The scene ended in a difficult conversation with the owners. Roxie’s family opted to say goodbye to her. Andrea injected their pet with the drug that would send her to sleep forever. The family cried to their dog, telling her how much they loved her and that she was a good girl. The vet’s throat tightened, her eyesight blurring a little. But she knew it wouldn’t be the end.
When Roxie had stilled, she put her stethoscope to the dog’s still-warm chest.

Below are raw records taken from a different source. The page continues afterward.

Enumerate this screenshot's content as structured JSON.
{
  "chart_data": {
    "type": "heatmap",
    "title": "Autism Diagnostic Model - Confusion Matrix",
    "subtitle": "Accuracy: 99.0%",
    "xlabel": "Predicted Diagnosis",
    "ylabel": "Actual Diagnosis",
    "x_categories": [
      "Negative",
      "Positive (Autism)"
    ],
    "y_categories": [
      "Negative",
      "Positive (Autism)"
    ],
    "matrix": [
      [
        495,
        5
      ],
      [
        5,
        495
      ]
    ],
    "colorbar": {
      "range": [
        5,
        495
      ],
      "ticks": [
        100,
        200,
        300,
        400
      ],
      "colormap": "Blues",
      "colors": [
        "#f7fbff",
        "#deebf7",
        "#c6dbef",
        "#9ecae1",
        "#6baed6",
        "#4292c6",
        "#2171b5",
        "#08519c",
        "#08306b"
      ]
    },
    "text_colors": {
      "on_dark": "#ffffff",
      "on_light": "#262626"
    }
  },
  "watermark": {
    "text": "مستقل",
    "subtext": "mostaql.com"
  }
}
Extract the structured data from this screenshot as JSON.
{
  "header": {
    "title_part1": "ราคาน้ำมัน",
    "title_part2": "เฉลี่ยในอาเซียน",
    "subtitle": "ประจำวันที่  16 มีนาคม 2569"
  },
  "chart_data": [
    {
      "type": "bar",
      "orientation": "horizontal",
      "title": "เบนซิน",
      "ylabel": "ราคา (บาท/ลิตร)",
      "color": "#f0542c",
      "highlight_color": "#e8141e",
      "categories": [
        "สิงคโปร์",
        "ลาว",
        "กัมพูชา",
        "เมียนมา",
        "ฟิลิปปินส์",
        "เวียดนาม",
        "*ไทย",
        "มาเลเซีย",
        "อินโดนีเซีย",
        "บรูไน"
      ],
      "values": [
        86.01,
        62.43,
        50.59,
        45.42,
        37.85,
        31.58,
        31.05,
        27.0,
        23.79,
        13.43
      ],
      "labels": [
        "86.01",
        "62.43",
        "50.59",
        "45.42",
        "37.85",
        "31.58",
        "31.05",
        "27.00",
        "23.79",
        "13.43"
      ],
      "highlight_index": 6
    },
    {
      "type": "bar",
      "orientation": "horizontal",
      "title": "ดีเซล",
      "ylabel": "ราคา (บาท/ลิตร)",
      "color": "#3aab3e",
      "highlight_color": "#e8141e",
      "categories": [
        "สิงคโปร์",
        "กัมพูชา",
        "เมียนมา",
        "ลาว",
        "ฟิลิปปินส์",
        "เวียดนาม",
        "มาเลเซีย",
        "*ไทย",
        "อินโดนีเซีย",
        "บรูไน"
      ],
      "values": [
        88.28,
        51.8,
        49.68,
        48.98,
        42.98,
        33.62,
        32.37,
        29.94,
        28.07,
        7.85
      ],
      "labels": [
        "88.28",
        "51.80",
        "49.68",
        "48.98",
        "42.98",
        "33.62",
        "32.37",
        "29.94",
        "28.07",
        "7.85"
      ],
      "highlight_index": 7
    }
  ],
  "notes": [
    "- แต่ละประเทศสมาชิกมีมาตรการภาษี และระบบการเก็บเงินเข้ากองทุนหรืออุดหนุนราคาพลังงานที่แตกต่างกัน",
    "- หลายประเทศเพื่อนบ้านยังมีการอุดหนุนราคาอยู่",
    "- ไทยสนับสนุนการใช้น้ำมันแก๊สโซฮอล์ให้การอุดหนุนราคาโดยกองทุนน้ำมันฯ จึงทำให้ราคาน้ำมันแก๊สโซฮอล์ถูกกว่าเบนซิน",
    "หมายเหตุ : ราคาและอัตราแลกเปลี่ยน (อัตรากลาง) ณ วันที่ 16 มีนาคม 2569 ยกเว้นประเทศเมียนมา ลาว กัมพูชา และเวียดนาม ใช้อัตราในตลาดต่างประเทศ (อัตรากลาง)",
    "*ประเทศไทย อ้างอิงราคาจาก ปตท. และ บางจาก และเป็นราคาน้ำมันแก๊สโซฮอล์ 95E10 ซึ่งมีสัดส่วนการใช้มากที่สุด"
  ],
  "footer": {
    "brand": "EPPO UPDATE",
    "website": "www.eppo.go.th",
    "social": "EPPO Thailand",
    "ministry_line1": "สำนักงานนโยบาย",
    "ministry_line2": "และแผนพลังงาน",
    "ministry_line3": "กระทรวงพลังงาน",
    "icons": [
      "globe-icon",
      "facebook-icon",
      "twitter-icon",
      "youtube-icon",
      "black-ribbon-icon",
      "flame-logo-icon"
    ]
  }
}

“She’s gone.” She told the family. But Andrea knew that that wasn’t strictly true. When the family left, grieving, Andrea watched a version of their dog follow them home.
The rest of her day was largely uneventful. An elderly terrier arrived seizing but was stabilised and sent to the intensive care unit for monitoring, and she was about to admit a cat which had consumed lily pollen and required forty-eight hours of fluids and observations. She was attempting to print off the consent forms for admittance when the printer showed an error message. She looked in the paper tray – it was, indeed, empty. She looked in the drawers in the cabinet it sat on but found nothing except bin bags and lint rollers.
“Where can I find more printer paper?” she asked a passing member of support staff.
“It’s on the mezzanine. Through that door, up the stairs and it’s your first left.”
Andrea hadn’t even realised this place had an upstairs but climbed to the first floor to see a row of offices, sleep rooms, and a meeting room. She followed the instructions and went through the big grey door to step up into a large open storage area. Shelves along two walls were covered in boxes and baskets full of pill bottles, feed brochures – and printer paper. A large part of the area was taken up with more standing shelving, all full of files dated on the front, presumably as far back as the founding of the practice. It was cool up here, smelling of new stationary and old books.
But it wasn’t the archives here that held Andrea’s attention. In this huge, forgotten space, were spirits. Dozens of them; all resting and playing and happy. This wasn’t like any other practice she had been to – this was like her own house. These souls were home. And strangest of all, in the middle of all of them, was a person. Or, the shadow of what was once a person. Andrea could see her clear as day – a young woman, in scrubs emblazoned with the AniMedics logo. She was momentarily frozen, looking right into this soul’s very human face. The spirit was looking back at her, making eye contact, then seemed to shudder a little and took a step backwards as though frightened.
Andrea broke herself out of the stare and turned to face the shelving. She reached for a big box of printer paper and fished in her scrubs for scissors with which to cut the plastic ties, her hand shaking in her pocket. She had never seen the spirit of a human before, but here was a nurse looking after these souls, just as she must have looked after living animals when she herself was one. Andrea opened the box and picked out a package of the printer paper. There was nothing left to do. She had to go back downstairs, she had to admit this cat, she had to finish her shift.
But she couldn’t help it – Andrea turned back to face the woman. She was still watching her and their eyes met again. It occurred to her that this woman had probably never been seen before. That none of her colleagues, her friends, downstairs knew that she was still here.
“Thank you,” she said. The nurse nodded in recognition.
Andrea left the mezzanine to finish her shift.